This repository contains a simple version of the codebase to reproduce the results of the CP-JKU submission to the DCASE23 Task 1 "Low-complexity Acoustic Scene Classification" challenge. The implemented model CP-Mobile and training procedure scored the top rank in the challenge.
The technical report describing the system can be found here. The official ranking of systems submitted to the challenge is available here.
An extension to the technical report (containing an ablation study and further results) is submitted to the DCASE Workshop and a link to the paper will be provided soon.
Create a conda environment:
conda env create -f environment.yml
Activate environment:
conda activate cpjku_dcase23
Download the dataset from this location and extract the files.
Adapt path to dataset in the file datasets/dcase23.py and provide the location of the extracted "TAU-urban-acoustic-scenes-2022-mobile-development" folder. Put the path in the following variable:
dataset_dir = None
Run training on the TAU22 dataset:
python run_training.py
The configuration can be adapted using the command line, e.g. changing the probability of the device impulse response augmentation:
python run_training.py --dir_prob=0.4
The results are automatically logged using Weights & Biases.
The models can be quantized using Quantization Aware Training (QAT). For this, the trained model from the previous step is loaded by specifying the Wandb ID and fine-tuned using QAT for 24 epochs. The following command can be used:
python run_qat.py --wandb_id=c0a7nzin
Running the training procedure creates a folder DCASE23_Task1. This folder contains subfolder named according to the ID assigned to the experiment by Weights and Biases. These subfolders contain checkpoints which can be used to load the trained models (see run_qat.py for an example).
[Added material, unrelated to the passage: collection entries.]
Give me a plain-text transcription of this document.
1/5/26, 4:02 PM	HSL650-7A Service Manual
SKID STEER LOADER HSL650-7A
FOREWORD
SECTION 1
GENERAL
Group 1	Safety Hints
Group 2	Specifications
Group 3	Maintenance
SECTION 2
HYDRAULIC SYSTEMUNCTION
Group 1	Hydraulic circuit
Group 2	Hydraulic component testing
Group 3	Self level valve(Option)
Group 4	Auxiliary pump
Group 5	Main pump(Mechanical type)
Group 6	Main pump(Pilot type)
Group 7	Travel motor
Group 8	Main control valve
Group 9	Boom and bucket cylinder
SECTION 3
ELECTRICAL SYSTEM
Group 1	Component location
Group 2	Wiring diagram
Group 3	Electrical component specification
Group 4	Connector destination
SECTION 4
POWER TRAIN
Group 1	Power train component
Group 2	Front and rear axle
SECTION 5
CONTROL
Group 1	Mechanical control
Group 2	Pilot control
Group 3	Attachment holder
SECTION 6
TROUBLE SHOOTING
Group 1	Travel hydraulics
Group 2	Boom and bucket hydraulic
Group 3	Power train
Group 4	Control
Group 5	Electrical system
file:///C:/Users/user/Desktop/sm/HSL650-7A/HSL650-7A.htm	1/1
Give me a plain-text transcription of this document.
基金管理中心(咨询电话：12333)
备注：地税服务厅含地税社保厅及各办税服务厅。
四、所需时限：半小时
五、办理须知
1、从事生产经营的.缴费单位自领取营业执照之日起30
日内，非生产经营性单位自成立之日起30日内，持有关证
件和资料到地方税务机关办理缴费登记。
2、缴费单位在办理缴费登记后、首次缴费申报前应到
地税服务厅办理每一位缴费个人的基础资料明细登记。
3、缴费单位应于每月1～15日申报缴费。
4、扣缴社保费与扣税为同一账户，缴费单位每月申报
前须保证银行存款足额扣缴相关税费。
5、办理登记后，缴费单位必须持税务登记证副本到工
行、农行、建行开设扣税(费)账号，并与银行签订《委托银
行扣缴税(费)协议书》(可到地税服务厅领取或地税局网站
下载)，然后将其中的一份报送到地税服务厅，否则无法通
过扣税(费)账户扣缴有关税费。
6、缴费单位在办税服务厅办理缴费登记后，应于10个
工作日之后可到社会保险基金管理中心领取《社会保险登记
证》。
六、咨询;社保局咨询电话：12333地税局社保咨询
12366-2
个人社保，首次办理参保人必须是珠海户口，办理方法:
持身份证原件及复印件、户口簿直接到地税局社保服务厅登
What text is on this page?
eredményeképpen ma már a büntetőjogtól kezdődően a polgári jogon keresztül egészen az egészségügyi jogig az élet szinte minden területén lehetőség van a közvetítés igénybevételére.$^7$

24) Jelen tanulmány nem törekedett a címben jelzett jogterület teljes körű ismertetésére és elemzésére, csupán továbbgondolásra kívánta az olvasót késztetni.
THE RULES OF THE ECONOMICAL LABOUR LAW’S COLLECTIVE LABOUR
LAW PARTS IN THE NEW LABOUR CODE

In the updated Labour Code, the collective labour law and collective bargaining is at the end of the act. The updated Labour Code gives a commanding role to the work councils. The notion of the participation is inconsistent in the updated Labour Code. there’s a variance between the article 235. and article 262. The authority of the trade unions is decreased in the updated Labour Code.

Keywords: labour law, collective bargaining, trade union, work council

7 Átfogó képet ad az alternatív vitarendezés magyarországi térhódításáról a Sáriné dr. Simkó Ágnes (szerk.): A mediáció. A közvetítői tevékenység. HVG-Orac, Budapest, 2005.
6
Default parameters for training on TAU22:
python run_training.py
Fine-tuning and quantizing model using Quantization Aware Training (trained model with wandb_id=c0a7nzin already included in GitHub repo):
python run_qat.py --wandb_id=c0a7nzin
Checkout the results on Weights & Biases.
To train a CP-ResNet teacher model with 128K parameters, run:
python run_cp-resnet_training.py
To fine-tune a pre-trained PaSST teacher model, run:
python run_passt_training.py
The device impulse responses in datasets/dirs are downloaded from MicIRP. All files are shared via Creative Commons license. All credits go to MicIRP & Xaudia.com.
We provide the ensembled logits of 3 CP-ResNet [2] models and 3 PaSST [1] transformer models trained on the TAU22 development set train split. The teacher models are trained using the cropped dataset technique introduced in the technical report. The logits are automatically downloaded when running the code and end up in the resources folder.
Based on a request, we also make the pre-trained teacher models available. In total 12 pre-trained models are published:
- 3 x PaSST trained with Freq-MixStyle and DIR:
passt_dirfms_1.pt
,passt_dirfms_2.pt
andpasst_dirfms_3.pt
- 3 x PaSST trained with Freq-MixStyle:
passt_fms_1.pt
,passt_fms_2.pt
andpasst_fms_3.pt
- 3 x CP-ResNet with 128K parameters trained with Freq-MixStyle and DIR:
cpr_128k_dirfms_1.pt
,cpr_128k_dirfms_2.pt
andcpr_128k_dirfms_3.pt
- 3 x CP-ResNet with 128K parameters trained with Freq-MixStyle:
cpr_128k_fms_1.pt
,cpr_128k_fms_2.pt
andcpr_128k_fms_3.pt
The file run_teacher_validation.py
is an example of how to use the teacher models for inference.
[1] Khaled Koutini, Jan Schlüter, Hamid Eghbal-zadeh, and Gerhard Widmer, “Efficient Training of Audio Transformers with Patchout,” in Interspeech, 2022.
[2] Khaled Koutini, H. Eghbal-zadeh, and G. Widmer, “Receptive field regularization techniques for audio classification and tagging with deep convolutional neural networks,” IEEE ACM Trans. Audio Speech Lang. Process., 2021.